LAWDKI, la ricerca di forme di vita aliena condotta adottando un nuovo paradigma: il finanziamento da parte della NASA all'iniziativa LAB.


"The Search for Extraterrestrial Life as We Don’t Know It" è un interessante articolo presente sul numero di febbraio di "Scientific American"; tradotto in italiano è apparso su "Le Scienze" del mese di aprile 2023.
Le informazioni ivi contenute completano quanto avevo scritto nel post di gennaio "La vita al di fuori della Terra: cosa cercare e dove?...", laddove indicavo l'urgente necessità di ampliare la definizione di "vita", utilizzando ad esempio quella proposta da Max Tegmark e ripresa da Stephen Webb:

"vita come fenomeno complesso"

Ma cosa significa "fenomeno complesso"?
Come fare ad accorgersi qualora ci si trovi di fronte ad un fenomeno complesso nel corso dell'esplorazione spaziale di un pianeta, di una luna o di un corpo minore?
E' possibile ricavare "indicatori di complessità" che possano tornar utili al fine che ci siamo preposti?

L'unico tipo di vita che conosciamo è quello presente sul nostro pianeta, e tutte le ricerche di forme di vita aliena finora condotte (tramite sonde automatiche o osservazioni della composizione delle atmosfere degli esopianeti) sono state organizzate in base all'ipotesi che la vita, ovunque essa si sia sviluppata, debba assomigliare nelle caratteristiche principali a quella terrestre.

Da qualche anno tuttavia ci si è resi conto che le cose potrebbero non stare in questi termini, e che si sia reso necessario un completo ripensamento delle strategie utilizzate nella ricerca.

Il titolo inglese dell'articolo richiama un acronimo creato di recente e parecchio utilizzato tra gli addetti ai lavori: LAWDKI, che sta per "Life As We Don’t Know It", è il refrain con il quale una parte crescente degli astrobiologi vorrebbe convincere la comunità scientifica che la ricerca di forme di vita aliena basata sull'identificazione di marcatori "tarati" su quella terrestre comporterebbe un grave errore.

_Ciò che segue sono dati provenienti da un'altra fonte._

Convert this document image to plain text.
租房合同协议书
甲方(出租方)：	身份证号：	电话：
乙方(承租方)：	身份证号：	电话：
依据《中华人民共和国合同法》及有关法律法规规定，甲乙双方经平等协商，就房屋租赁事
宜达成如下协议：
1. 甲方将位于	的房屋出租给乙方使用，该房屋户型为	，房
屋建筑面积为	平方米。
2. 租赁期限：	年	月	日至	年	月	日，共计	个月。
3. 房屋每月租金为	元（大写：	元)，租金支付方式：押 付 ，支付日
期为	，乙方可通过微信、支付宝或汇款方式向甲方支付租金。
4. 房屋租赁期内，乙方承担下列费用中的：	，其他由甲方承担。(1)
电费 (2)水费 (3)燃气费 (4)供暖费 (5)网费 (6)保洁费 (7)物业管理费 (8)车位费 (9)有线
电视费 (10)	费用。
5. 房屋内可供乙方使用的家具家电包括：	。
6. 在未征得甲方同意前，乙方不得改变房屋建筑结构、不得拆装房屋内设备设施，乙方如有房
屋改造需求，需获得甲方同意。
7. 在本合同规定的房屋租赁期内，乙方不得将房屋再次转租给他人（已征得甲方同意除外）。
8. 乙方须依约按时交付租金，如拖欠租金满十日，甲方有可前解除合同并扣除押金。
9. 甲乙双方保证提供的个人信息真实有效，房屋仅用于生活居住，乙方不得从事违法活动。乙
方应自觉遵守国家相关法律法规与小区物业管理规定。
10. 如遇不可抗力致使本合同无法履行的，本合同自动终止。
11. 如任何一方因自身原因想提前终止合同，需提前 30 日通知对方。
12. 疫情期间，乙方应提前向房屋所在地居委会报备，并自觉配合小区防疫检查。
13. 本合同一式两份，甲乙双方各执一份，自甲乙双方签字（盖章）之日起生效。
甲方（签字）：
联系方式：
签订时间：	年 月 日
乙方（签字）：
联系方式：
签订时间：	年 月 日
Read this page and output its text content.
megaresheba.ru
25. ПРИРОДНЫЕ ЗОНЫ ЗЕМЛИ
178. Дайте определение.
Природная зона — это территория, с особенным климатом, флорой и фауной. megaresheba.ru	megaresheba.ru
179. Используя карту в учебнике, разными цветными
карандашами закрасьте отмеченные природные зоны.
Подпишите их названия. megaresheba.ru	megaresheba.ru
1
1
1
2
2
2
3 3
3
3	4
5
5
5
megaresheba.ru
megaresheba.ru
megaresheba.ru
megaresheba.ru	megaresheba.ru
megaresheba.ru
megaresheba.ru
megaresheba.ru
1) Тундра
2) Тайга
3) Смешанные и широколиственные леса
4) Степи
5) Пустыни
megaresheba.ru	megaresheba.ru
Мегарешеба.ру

Di recente la NASA ha infatti finanziato un'iniziativa denominata "LAB", "Laboratory for Agnostic Biosignatures", che, seguendo strade diverse, è alla ricerca nuovi marcatori in grado di superare il problema evidenziato.

L'idea comune a tutti i gruppi d'indagine che ne fanno parte è quella di (temporaneamente) accantonare i dati raccolti tramite le ricerche sinora condotte con metodi tradizionali (1), ed invece mirare ad individuare biosignatures più "fondamentali", quali ad esempio tracce di complessità (molecole disposte in modi complicati che quasi sicuramente potrebbero esser conseguenza di un intervento "biologico"), oppure tracce di squilibri (concentrazioni inaspettate di molecole rispetto all'ambiente in cui sono state rinvenute).

La definizione classica di vita adottata dalla NASA è "sistema chimico autosostentante capace di evoluzione darwiniana", e sottinteso di tale definizione è che qualsiasi forma di vita necessiti di un mezzo per tramandare le istruzioni biologiche, le cui variazioni casuali contribuiscono a creare nuove forme che meglio si adattino all'ambiente (evoluzione delle specie nel tempo).

Nel mio post citato in precedenza avevo accennato alla possibile esistenza di forme alternative (e più "performanti") rispetto al DNA - RNA, che sono in fondo nastri "piatti" la cui capacità di contenere informazioni è inferiore rispetto a strutture 3D quali ad esempio gli SNA, acidi nucleici sferici (2).
Avevo pure indicato che strutture simili al DNA possano esser assemblate a partire da basi diverse od in numero maggiore (3)

Nel 2020 Stuart J. Bartlett - ricercatore del Caltech, Division of Geological and Planetary Sciences - propose l'utilizzo del termine "lyfe" in alternativa a "life".
Con LYFE verrebbe definito "un qualsiasi sistema che soddisfi tutti e quattro i processi dello stato vivente", e cioè:

- dissipare energia,
- sfruttare reazioni chimiche autosufficienti per far di sé copie a ritmo esponenziale,
- mantenere le condizioni interne al mutare di quelle esterne
- acquisire in qualche modo informazioni sull'ambiente esterno, poi utilizzate per sopravvivere.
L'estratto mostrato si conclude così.